Haines and his team set up cameras in areas like wildlife trails and watering holes. This method works especially well for shy or nocturnal animals like the ones they studied in Texas. The pictures taken of the animals can tell biologists a lot about them. Haines explains, “By obtaining capture images of wildlife, we can determine their presence in an area, if they look healthy, if they have young, what type of habitat they are associated with, their activity patterns, if they use road over and underpasses to avoid vehicle collision and if habitat selection and activity are impacted by other species. Also, if wildlife species have unique identifying markings, we can then identify individuals.”
Some camera trapping projects can last for several years, which gives data on the survival or recruitment of a species. By collecting all of this data about animals, researchers can start to develop plans to try to recover endangered species.
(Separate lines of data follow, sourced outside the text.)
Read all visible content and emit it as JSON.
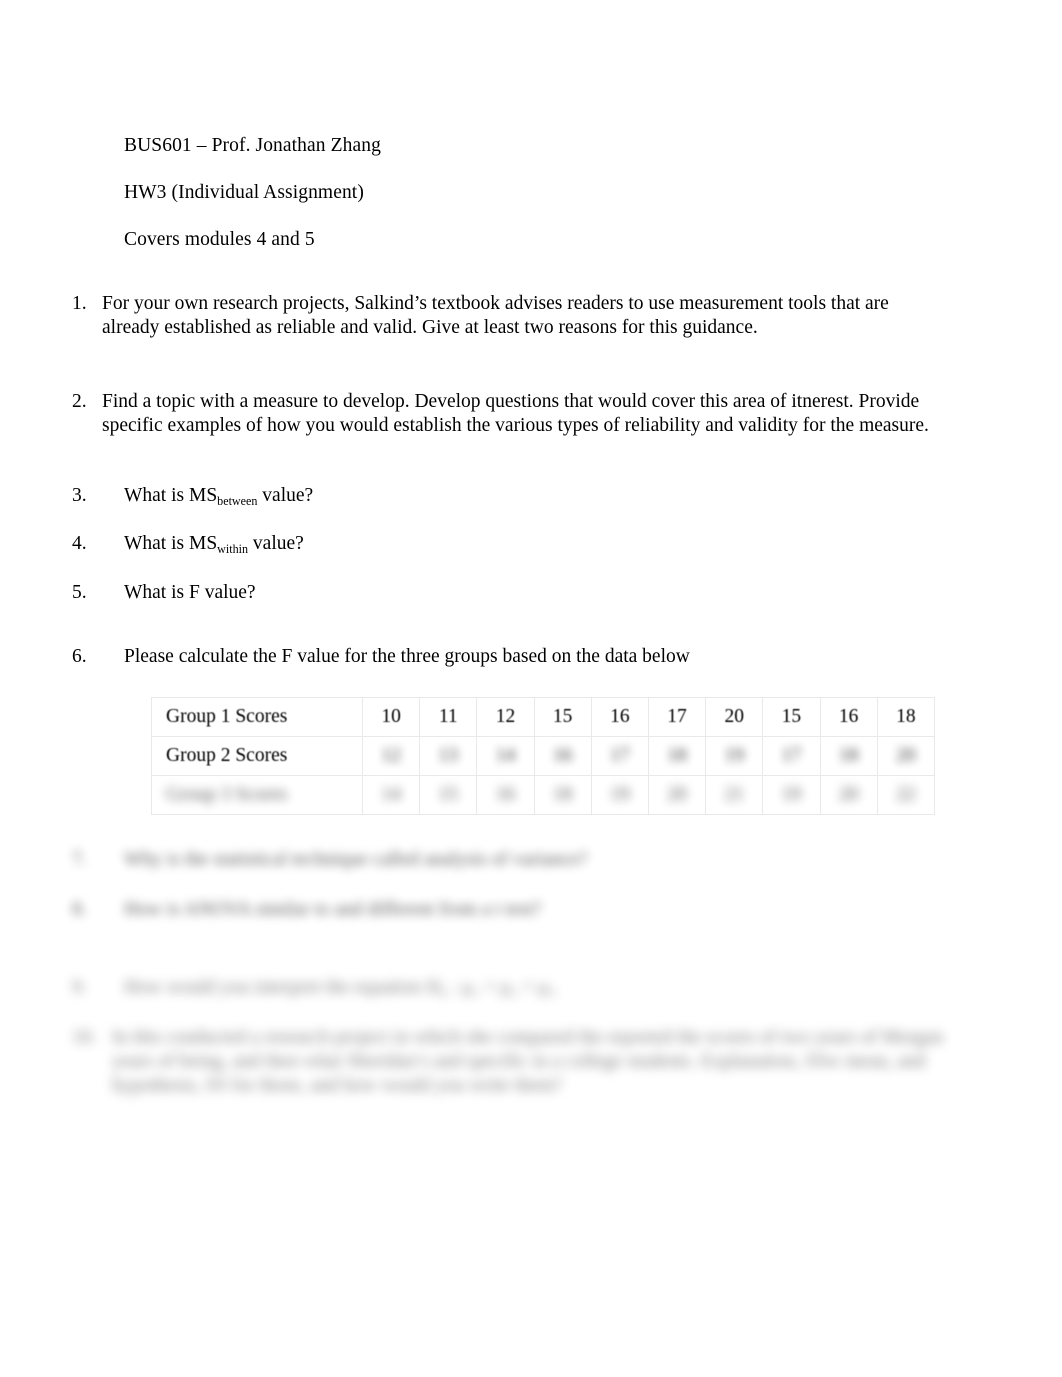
{
  "document": {
    "header": {
      "course_instructor": "BUS601 – Prof. Jonathan Zhang",
      "assignment": "HW3 (Individual Assignment)",
      "coverage": "Covers modules 4 and 5"
    },
    "questions": [
      {
        "number": "1.",
        "text": "For your own research projects, Salkind’s textbook advises readers to use measurement tools that are already established as reliable and valid. Give at least two reasons for this guidance."
      },
      {
        "number": "2.",
        "text": "Find a topic with a measure to develop. Develop questions that would cover this area of itnerest. Provide specific examples of how you would establish the various types of reliability and validity for the measure."
      },
      {
        "number": "3.",
        "text_before": "What is MS",
        "subscript": "between",
        "text_after": " value?"
      },
      {
        "number": "4.",
        "text_before": "What is  MS",
        "subscript": "within",
        "text_after": " value?"
      },
      {
        "number": "5.",
        "text": "What is  F value?"
      },
      {
        "number": "6.",
        "text": "Please calculate the F value for the three groups based on the data below"
      },
      {
        "number": "7.",
        "text": "Why is the statistical technique called analysis of variance?"
      },
      {
        "number": "8.",
        "text": "How is ANOVA similar to and different from a t test?"
      },
      {
        "number": "9.",
        "text": "How would you interpret the equation",
        "equation": "H₀ : μ₁ = μ₂ = μ₃"
      },
      {
        "number": "10.",
        "text": "In this conducted a research project in which she compared the reported the scores of two years of Morgan years of being, and then what Sheridan’s and specific in a college students. Explanation, SSw mean, and hypothesis, SS for those, and how would you write them?"
      }
    ],
    "table": {
      "rows": [
        {
          "label": "Group 1 Scores",
          "values": [
            "10",
            "11",
            "12",
            "15",
            "16",
            "17",
            "20",
            "15",
            "16",
            "18"
          ]
        },
        {
          "label": "Group 2 Scores",
          "values": [
            "12",
            "13",
            "14",
            "16",
            "17",
            "18",
            "19",
            "17",
            "18",
            "20"
          ]
        },
        {
          "label": "Group 3 Scores",
          "values": [
            "14",
            "15",
            "16",
            "18",
            "19",
            "20",
            "21",
            "19",
            "20",
            "22"
          ]
        }
      ]
    }
  }
}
Wildlife organizations can use this information to determine the best places to place road culverts and which areas to translocate new species to. Haines and his team concluded that there are no jaguarundis in south Texas from over 20 years of camera trapping data.
Camera trapping has uses all across the world. Millersville is currently working with the Pennsylvania Game Commission to set up cameras meant to detect small-bodied weasels in the state. “Based on fur-trapping data, it appears populations of weasels may be on the decline. Thus, we are trying to determine if we can use remote cameras to successfully and consistently survey for weasel species in PA. We have done this for other small mammals such as mice and shrews,” says Haines.” Millersville is also partnering with Franklin and Marshall College to survey Lancaster City and surrounding areas using cameras. This data will determine which types of wildlife occur in the city and how their behavior is affected by humans. Haines and his team found that red foxes tend to avoid highly populous areas, especially if dogs are around. The University will continue to work with conservatory groups to collect new data.